By Graham DeShazer | News Editor

IMG_1955.JPGFor the past several years, many Christians have become concerned that their religious freedoms have been trampled on by others, including their right to celebrate Christmas. A “War on Christmas” has been proclaimed by many Christians who are worried about their faith.

While this may be a bit overblown, they do have a point. We live in a society that can be offended too easily without proper cause, especially when it comes to religion.

There’s no mistaking that everyone has the right to express their religious preferences in any way they seem fit, even if they don’t have any, as long as it doesn’t harm others.

However, many Americans have developed a trigger-happy reflex when it comes to the holidays, namely Christian ones.

Many people have become very quick to judge anyone who expresses their holiday of choice in a public fashion. Many secular Americans have pushed to get rid of public displays of religion altogether so they don’t “offend” anyone.
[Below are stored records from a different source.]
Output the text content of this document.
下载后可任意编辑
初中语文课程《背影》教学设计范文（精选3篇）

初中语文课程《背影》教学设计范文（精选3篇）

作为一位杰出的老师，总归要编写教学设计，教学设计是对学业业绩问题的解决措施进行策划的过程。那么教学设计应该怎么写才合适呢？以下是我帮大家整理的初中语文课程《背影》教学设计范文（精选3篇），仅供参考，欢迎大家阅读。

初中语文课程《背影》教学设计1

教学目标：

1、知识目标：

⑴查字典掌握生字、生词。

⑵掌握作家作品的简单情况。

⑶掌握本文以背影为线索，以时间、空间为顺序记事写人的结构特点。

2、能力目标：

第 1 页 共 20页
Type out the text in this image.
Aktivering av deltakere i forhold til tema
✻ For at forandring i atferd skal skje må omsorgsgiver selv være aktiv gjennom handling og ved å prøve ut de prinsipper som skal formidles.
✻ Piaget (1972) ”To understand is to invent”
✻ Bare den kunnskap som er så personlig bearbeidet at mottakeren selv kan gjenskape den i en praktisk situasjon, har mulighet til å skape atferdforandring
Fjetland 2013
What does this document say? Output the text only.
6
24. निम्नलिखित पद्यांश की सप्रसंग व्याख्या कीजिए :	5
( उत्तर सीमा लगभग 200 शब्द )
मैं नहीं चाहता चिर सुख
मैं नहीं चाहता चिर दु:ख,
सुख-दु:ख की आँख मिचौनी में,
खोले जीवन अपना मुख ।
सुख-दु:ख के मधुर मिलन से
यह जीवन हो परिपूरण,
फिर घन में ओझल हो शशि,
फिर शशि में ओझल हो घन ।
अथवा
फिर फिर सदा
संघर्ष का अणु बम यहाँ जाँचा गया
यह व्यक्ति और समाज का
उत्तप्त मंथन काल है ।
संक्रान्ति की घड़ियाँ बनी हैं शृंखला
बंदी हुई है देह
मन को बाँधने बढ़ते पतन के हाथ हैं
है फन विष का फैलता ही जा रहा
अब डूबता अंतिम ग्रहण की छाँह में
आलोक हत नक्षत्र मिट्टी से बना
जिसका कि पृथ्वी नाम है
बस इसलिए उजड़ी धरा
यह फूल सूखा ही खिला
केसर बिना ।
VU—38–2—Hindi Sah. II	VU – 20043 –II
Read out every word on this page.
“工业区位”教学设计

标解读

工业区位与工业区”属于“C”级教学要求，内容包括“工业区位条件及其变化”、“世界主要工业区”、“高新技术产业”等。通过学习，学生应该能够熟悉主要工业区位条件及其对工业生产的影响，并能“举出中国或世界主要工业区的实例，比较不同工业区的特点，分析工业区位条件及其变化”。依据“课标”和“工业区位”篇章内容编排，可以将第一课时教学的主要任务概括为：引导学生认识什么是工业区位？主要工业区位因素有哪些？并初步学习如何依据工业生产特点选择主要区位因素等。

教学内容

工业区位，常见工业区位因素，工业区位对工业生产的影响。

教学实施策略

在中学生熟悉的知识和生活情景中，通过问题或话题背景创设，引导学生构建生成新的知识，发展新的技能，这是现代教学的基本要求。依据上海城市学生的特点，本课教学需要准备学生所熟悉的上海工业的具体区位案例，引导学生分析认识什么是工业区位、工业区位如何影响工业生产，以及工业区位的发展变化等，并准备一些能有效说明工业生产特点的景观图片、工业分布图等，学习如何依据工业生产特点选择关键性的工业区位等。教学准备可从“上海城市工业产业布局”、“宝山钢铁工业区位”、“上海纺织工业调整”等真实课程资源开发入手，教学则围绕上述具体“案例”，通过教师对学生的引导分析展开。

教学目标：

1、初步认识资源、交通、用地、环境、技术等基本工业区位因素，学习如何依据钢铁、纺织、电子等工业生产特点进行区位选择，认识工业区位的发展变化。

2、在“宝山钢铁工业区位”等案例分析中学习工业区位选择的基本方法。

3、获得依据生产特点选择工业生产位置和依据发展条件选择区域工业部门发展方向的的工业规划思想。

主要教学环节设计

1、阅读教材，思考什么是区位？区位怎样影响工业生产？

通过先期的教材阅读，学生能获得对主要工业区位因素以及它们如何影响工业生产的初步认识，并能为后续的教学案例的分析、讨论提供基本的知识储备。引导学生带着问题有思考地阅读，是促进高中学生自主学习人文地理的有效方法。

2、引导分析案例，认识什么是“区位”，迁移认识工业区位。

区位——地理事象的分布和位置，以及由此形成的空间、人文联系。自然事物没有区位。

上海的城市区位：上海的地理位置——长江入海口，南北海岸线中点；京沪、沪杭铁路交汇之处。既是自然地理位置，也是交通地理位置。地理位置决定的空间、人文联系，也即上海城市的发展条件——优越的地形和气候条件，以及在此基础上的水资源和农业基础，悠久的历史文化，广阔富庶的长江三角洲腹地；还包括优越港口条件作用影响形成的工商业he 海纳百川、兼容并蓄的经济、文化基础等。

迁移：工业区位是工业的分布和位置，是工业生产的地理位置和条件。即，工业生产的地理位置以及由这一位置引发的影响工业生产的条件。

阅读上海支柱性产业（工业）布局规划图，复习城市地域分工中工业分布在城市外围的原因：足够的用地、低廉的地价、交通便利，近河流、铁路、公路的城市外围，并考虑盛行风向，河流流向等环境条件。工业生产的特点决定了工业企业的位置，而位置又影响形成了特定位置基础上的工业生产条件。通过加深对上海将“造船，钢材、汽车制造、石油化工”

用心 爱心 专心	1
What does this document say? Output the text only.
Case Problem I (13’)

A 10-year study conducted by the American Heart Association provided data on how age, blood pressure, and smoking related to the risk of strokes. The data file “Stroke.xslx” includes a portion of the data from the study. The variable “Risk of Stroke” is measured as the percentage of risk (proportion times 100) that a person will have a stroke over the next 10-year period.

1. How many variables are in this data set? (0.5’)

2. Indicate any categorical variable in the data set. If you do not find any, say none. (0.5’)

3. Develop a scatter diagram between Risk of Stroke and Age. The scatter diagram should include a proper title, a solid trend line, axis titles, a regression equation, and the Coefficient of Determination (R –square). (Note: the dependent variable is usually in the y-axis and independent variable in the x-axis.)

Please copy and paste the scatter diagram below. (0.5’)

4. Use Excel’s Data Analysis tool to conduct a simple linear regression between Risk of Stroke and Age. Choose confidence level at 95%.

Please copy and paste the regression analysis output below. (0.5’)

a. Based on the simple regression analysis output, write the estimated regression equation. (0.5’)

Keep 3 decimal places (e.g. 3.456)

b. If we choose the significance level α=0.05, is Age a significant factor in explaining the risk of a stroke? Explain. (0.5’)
Putting a Christmas tree up in a public park or shopping mall isn’t offensive, nor is it offensive to put a menorah, or a star and crescent or nothing at all. It is simply an expression of faith around the holidays.

Nowadays, many Americans seem to equate simply being religious people with being offensive, when it is really the nonreligious, who, in many cases, have become aggressive.

While the vast majority of secular Americans, along with most other religious organizations, are not interested in harassment, many groups have decided to confront religious people and disrespect their beliefs.

The truth is, people should try harder to mind their own business. While this may sound passive, if something doesn’t harm someone there is no need to let it get to them.

All that getting hostile towards others for celebrating their faith does is ignite a fire, and a fire, certainly, isn’t what we need right now. We have so many issues to discuss that are more important, like foregin policy, social justice and the economy.

The only seemingly logical reason why people try to get in fights with religious Americans about their faith is that maybe they are trying to get them to change their beliefs.

However, this is all in vain. Consider this: If religious people hold on so tight to their convictions as to defend them consistently, there is a good chance they aren’t willing to change them because a random stranger tells them to.